The startup is already co-developing products with companies across various industries globally, including Beiersdorf and Valio.
“Melt&Marble’s designer fats, produced via cellular agriculture, are full of potential for developing new, interesting products for the store shelf and injecting dynamic new concepts into our food system,” said Susanna Kallio, VP at Valio, which owns plant-based dairy brands Oddlygood and Rude Health.
Sustainable fats continue to attract companies and investors

Alternative fats have become a focal point for planet-friendly food and personal care companies. They address consumers’ biggest pain point for meat and dairy alternatives, namely, inferior taste and texture, and allow beauty companies to shift away from unsustainable supply chains.
Animal-derived fats are sourced from an industry that accounts for up to a fifth of all global emissions, while using up most of the world’s farmland and freshwater resources. Tropical plant-based fats like palm oil are linked to large-scale tropical deforestation, wildfires, and threats to Indigenous populations and wildlife.
Within the EU, the upcoming deforestation regulation will ban the import of products with deforestation-linked palm oil, with manufacturers facing fines of up to 4% of their global turnover if they violate the rule.
It’s why a host of companies are creating alternatives to these unsustainable fats, both for the food and personal care categories. These include Nourish Ingredients, NoPalm Ingredients, Clean Food Group, Äio, Lypid, Time-Travelling Milkman, Terra Oleo, and Fattastic, among others.

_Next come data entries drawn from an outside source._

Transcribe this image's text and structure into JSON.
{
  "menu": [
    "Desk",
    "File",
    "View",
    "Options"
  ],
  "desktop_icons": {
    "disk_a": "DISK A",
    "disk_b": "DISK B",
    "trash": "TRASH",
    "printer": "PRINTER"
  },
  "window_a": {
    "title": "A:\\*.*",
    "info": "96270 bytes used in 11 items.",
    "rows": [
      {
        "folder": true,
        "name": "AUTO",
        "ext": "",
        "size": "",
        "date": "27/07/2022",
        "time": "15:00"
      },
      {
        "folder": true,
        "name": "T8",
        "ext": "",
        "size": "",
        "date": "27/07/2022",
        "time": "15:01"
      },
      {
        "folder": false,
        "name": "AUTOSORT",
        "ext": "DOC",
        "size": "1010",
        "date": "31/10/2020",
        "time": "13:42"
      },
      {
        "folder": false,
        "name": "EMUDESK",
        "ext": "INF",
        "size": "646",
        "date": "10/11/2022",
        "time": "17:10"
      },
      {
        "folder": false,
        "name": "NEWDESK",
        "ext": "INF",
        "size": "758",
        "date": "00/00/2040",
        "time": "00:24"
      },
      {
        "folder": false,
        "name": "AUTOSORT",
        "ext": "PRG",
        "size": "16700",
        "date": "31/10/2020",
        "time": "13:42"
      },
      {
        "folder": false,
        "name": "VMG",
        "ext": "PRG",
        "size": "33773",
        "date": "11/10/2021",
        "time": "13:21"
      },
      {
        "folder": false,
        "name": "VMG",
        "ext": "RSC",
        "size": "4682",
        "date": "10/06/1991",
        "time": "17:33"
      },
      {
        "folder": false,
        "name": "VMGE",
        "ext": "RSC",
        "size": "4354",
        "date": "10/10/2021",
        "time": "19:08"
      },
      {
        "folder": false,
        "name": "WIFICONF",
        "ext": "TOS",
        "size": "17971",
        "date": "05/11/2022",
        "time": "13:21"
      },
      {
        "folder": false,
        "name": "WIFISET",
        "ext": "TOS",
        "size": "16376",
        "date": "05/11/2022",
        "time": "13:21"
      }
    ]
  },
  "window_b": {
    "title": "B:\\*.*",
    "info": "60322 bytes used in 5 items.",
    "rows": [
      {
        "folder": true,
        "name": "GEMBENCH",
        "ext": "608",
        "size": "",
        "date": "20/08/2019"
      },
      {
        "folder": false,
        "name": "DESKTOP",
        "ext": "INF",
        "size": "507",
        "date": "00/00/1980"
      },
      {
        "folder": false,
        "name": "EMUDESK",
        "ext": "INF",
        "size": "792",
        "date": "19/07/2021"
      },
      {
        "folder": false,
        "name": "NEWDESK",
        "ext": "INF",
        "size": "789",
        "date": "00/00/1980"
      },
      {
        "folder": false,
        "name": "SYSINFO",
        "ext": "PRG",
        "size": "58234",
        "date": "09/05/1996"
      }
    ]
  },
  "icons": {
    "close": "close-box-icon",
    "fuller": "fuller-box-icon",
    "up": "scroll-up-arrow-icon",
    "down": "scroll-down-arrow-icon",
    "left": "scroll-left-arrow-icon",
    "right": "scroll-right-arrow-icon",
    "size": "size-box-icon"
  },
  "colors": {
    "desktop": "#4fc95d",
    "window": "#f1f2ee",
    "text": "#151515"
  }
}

“Fats sit at the intersection of large market demand and clear unmet needs. Many industries are looking for more stable, sustainable, and locally produced fat supplies, as well as improved functionality that conventional fats can’t always deliver,” Krivoruchko explained.
“On top of that, fats serve multiple sectors, from personal care to food to industrial uses, so the category is less exposed to the volatility seen in areas like alternative proteins. This combination of scale, necessity, and versatility is driving both interest and investment [into the category].”
“We’re entering a new era where fats and lipids are no longer seen as commodities alone, but also as precision ingredients that can drive performance, improve health, and support sustainability,” added Thomas Cresswell, its chief business officer.”
Melt&Marble is among several alternative fat startups that have attracted funding in recent months. Dutch player Time-Travelling Milkman raised $2.3M for its sunflower-seed-based oleosomes, and Singapore’s Terra Oleo secured $3.1M to scale up its waste-derived precision-fermented palm oil and cocoa butter substitutes.